Having spoken, Sugriva, the corners of whose eyes were slightly red, reflected awhile and then once more addressed Rama, the descendant of Kakutstha, saying:—

“Full of courage and audacity, renowned for his strength and energy, that powerful monkey has never been defeated in combat. His exploits are famous; the Gods themselves are not able to accomplish them. It was on remembering them, filled with terror, that I resolved to take refuge on the Rishyamuka Mountain. Thinking of that Indra among Monkeys and how invincible, irresistible and ruthless he is, I came here. Filled with distress and anguish, I wander about in these woods with my devoted and excellent companions, Hanuman and others. You are for me a glorious and illustrious friend, O You who art dear to your friends, O Lion among Men! I take refuge with you as in another Himavat; yet I am conversant with the strength of my wicked brother and his overbearing nature and I am not acquainted with your skill as a warrior, O Raghava. Assuredly, it is not that I wish to test you or humiliate you nor inspire you with fear by recounting his great exploits. Mine own cowardice is well known! O Rama, thine accents, thine assurance, your temerity and your stature truly manifest your great power, which is like a fire concealed beneath the ashes.”

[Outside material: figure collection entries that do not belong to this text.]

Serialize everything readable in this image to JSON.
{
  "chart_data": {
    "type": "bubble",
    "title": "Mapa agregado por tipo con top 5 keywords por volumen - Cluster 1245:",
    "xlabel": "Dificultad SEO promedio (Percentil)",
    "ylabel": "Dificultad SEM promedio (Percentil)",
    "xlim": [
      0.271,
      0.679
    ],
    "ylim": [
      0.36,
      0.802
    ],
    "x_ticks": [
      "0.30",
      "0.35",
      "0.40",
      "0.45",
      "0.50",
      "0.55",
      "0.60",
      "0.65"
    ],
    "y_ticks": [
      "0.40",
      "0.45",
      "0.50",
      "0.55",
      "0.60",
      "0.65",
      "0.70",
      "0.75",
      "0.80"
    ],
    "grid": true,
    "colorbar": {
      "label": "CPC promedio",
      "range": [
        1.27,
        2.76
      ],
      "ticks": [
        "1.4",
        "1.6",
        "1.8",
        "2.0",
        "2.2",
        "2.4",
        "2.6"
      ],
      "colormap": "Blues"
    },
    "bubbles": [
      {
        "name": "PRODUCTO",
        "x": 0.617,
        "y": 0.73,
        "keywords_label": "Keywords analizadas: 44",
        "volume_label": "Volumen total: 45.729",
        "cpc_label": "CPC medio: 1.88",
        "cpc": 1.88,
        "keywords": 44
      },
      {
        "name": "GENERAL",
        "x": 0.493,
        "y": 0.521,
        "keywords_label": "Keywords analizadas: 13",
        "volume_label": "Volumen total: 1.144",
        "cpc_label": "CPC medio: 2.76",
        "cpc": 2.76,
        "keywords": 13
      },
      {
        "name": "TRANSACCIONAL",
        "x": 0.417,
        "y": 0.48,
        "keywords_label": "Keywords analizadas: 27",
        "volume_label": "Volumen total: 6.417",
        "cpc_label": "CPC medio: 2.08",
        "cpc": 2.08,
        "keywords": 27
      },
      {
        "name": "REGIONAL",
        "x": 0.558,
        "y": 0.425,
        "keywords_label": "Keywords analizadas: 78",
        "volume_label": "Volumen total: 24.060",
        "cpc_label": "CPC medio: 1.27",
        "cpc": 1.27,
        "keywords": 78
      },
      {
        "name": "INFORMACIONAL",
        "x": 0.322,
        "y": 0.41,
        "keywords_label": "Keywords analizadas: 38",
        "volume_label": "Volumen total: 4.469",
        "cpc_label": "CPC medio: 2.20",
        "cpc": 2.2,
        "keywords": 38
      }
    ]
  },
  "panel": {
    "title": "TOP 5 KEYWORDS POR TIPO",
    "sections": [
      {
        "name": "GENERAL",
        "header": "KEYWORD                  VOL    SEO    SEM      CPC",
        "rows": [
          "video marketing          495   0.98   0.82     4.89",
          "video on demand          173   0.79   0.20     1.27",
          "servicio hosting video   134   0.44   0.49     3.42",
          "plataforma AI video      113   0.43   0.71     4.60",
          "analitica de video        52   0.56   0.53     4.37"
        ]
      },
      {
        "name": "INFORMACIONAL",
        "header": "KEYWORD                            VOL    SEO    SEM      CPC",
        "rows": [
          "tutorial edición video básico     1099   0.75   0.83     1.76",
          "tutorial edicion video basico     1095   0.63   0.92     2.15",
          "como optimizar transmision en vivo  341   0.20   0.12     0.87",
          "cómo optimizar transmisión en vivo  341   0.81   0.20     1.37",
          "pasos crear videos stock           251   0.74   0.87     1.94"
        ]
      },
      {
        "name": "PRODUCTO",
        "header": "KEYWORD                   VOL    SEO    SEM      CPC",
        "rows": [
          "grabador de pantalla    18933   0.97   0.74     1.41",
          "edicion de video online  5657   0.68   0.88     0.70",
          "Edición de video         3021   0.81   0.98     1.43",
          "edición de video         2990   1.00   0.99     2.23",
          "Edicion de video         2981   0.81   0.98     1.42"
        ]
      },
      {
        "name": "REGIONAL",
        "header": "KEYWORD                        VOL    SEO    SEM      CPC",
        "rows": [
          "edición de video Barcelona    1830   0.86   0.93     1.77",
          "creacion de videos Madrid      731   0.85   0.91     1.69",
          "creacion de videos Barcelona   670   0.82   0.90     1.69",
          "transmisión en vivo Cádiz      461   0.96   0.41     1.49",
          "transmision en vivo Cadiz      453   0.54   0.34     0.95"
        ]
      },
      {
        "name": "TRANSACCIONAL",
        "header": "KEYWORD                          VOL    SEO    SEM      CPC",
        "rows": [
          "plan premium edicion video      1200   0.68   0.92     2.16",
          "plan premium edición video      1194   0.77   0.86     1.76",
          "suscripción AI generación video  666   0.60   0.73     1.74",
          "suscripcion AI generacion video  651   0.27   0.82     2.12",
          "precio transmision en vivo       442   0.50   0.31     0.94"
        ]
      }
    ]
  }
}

Hearing the words of the magnanimous Sugriva, Rama began to smile and answered him, saying:—

“If you dost not trust in our courage, O Monkey, I will instil you with that confidence so essential in war.”

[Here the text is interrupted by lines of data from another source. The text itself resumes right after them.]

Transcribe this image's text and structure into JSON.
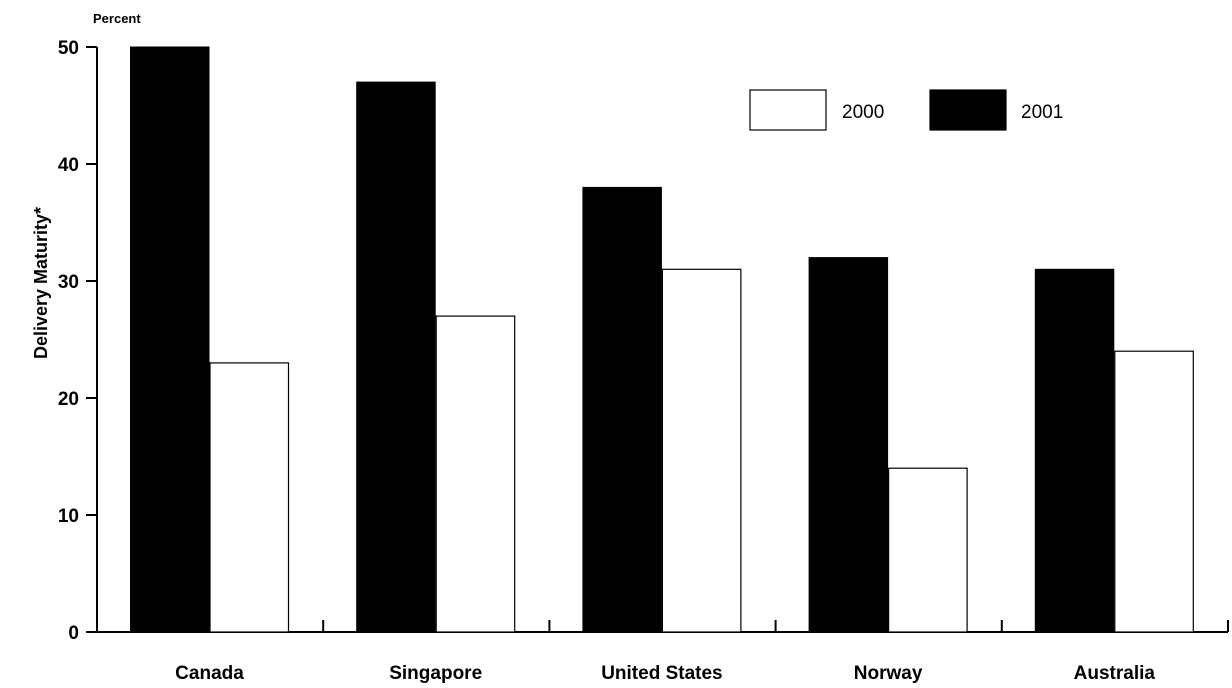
{
  "chart_data": {
    "type": "bar",
    "title": "",
    "unit_label": "Percent",
    "ylabel": "Delivery Maturity*",
    "xlabel": "",
    "categories": [
      "Canada",
      "Singapore",
      "United States",
      "Norway",
      "Australia"
    ],
    "series": [
      {
        "name": "2001",
        "values": [
          50,
          47,
          38,
          32,
          31
        ],
        "color": "#000000"
      },
      {
        "name": "2000",
        "values": [
          23,
          27,
          31,
          14,
          24
        ],
        "color": "#ffffff"
      }
    ],
    "ylim": [
      0,
      50
    ],
    "yticks": [
      0,
      10,
      20,
      30,
      40,
      50
    ],
    "grid": false,
    "legend": {
      "placement": "top-right",
      "order": [
        "2000",
        "2001"
      ]
    }
  }
}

Then with his foot, that mighty hero sent the dried up carcase of that titan flying. Seeing the carcase hurtling through the air, Sugriva once more addressed Rama, who was as radiant as the sun, in the presence of Lakshmana and the monkeys and in candid accents said:—

“O my Friend, when that corpse was fresh and its flesh intact, it was sent flying through the air by my brother, though he was weakened by inebriation and fatigue. Now stripped of flesh, as light as a straw, you have kicked it in play; it is therefore impossible for me to judge who is the more powerful, you or Bali. Between a fresh corpse and dry bones, there is a great difference, O Raghava.

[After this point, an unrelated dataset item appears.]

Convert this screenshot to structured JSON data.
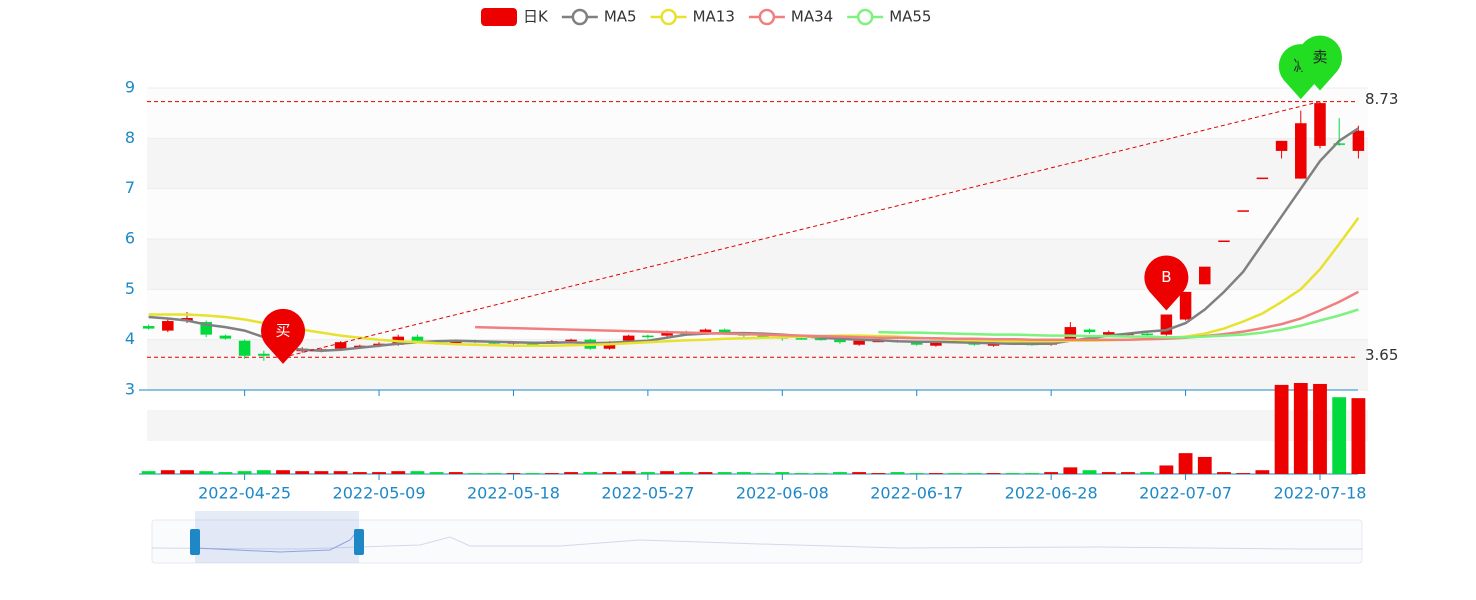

“I am therefore still uncertain, My Dear Friend, as to who is the stronger, you or Bali, but if you are able to pierce even a single Sala tree, then I should be able to judge who is superior and who inferior. Therefore stretch that bow, which resembles the trunk of an elephant and drawing the cord up to thine ear, discharge that great arrow, which I am sure will penetrate the Sala tree and by that sign I shall be satisfied. I implore you, O Prince, to do me this great favour. As amongst the planets the sun is greatest and among mountains the Himalayas, just as among quadrupeds the lion is king, so among men you are supreme in valour.”